The Minimum Service Call Fee
Every contractor should have a minimum service call fee. When a homeowner needs you to drive 30 minutes to look at a dripping faucet that takes 10 minutes to fix, your hourly rate on that job is whatever you bill divided by the 70 minutes you actually spent (30 min drive + 10 min work + 30 min drive back).
A service call minimum of $125-$175 (first hour) ensures you're covered:
- Vehicle time: $0.65/km x 40 km round trip = $26
- Labor: 70 minutes at your burdened rate of ~$50/hr = $58
- Overhead allocation: $15
- Profit: $26
- Total: $125
Structure it as: "Service call fee: $125 (includes first hour). Additional time billed at $X/hr." The homeowner knows exactly what they're paying before you show up, and you're not losing money on small jobs.
FAQ
How much does a contractor charge per hour in Canada?

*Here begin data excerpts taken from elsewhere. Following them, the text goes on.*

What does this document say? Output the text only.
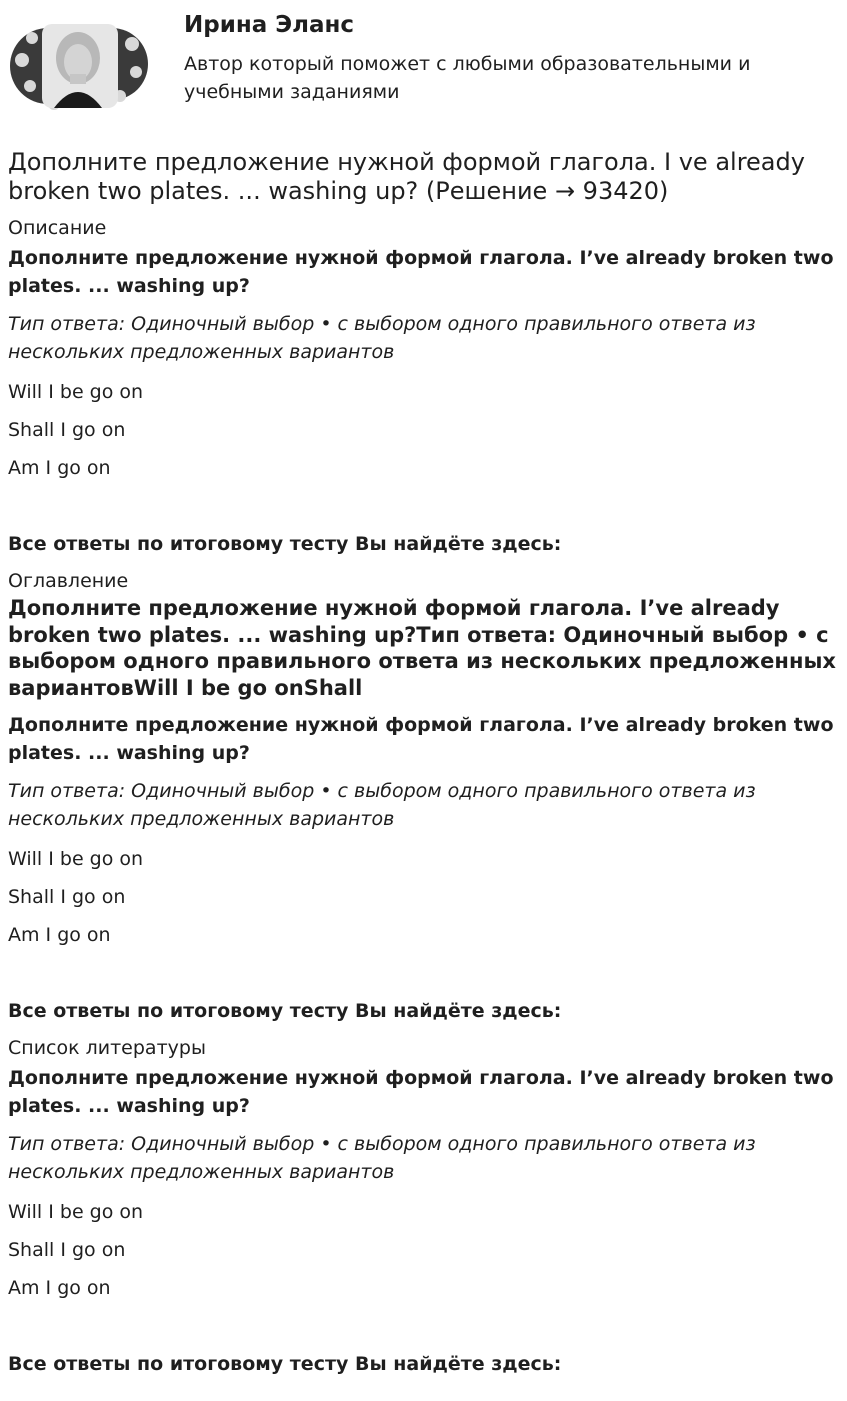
Ирина Эланс
Автор который поможет с любыми образовательными и учебными заданиями
Дополните предложение нужной формой глагола. I ve already broken two plates. ... washing up? (Решение → 93420)
Описание
Дополните предложение нужной формой глагола. I’ve already broken two plates. ... washing up?
Тип ответа: Одиночный выбор • с выбором одного правильного ответа из нескольких предложенных вариантов
Will I be go on
Shall I go on
Am I go on
Все ответы по итоговому тесту Вы найдёте здесь:
Оглавление
Дополните предложение нужной формой глагола. I’ve already broken two plates. ... washing up?Тип ответа: Одиночный выбор • с выбором одного правильного ответа из нескольких предложенных вариантовWill I be go onShall
Дополните предложение нужной формой глагола. I’ve already broken two plates. ... washing up?
Тип ответа: Одиночный выбор • с выбором одного правильного ответа из нескольких предложенных вариантов
Will I be go on
Shall I go on
Am I go on
Все ответы по итоговому тесту Вы найдёте здесь:
Список литературы
Дополните предложение нужной формой глагола. I’ve already broken two plates. ... washing up?
Тип ответа: Одиночный выбор • с выбором одного правильного ответа из нескольких предложенных вариантов
Will I be go on
Shall I go on
Am I go on
Все ответы по итоговому тесту Вы найдёте здесь:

In Ontario (2026), $55-$75/hr for general labor and painters up to $85-$150/hr for licensed electricians and plumbers. These are billing rates. Actual take-home after overhead, taxes, and costs is roughly 40-55% of the billing rate.
How do I calculate my hourly rate as a contractor?
(Target Annual Income + Annual Overhead) / Billable Hours Per Year x (1 + Profit %). A contractor targeting $90K with $30K overhead and 1,300 billable hours needs to bill at least $92/hr before profit. With 15% profit: $106/hr.
Should contractors charge a minimum call-out fee?
Yes. $85-$175 for the first hour, covering travel, vehicle costs, and opportunity cost. Without a minimum, you lose money on every small job. Structure it as a flat first-hour fee with an hourly rate for additional time.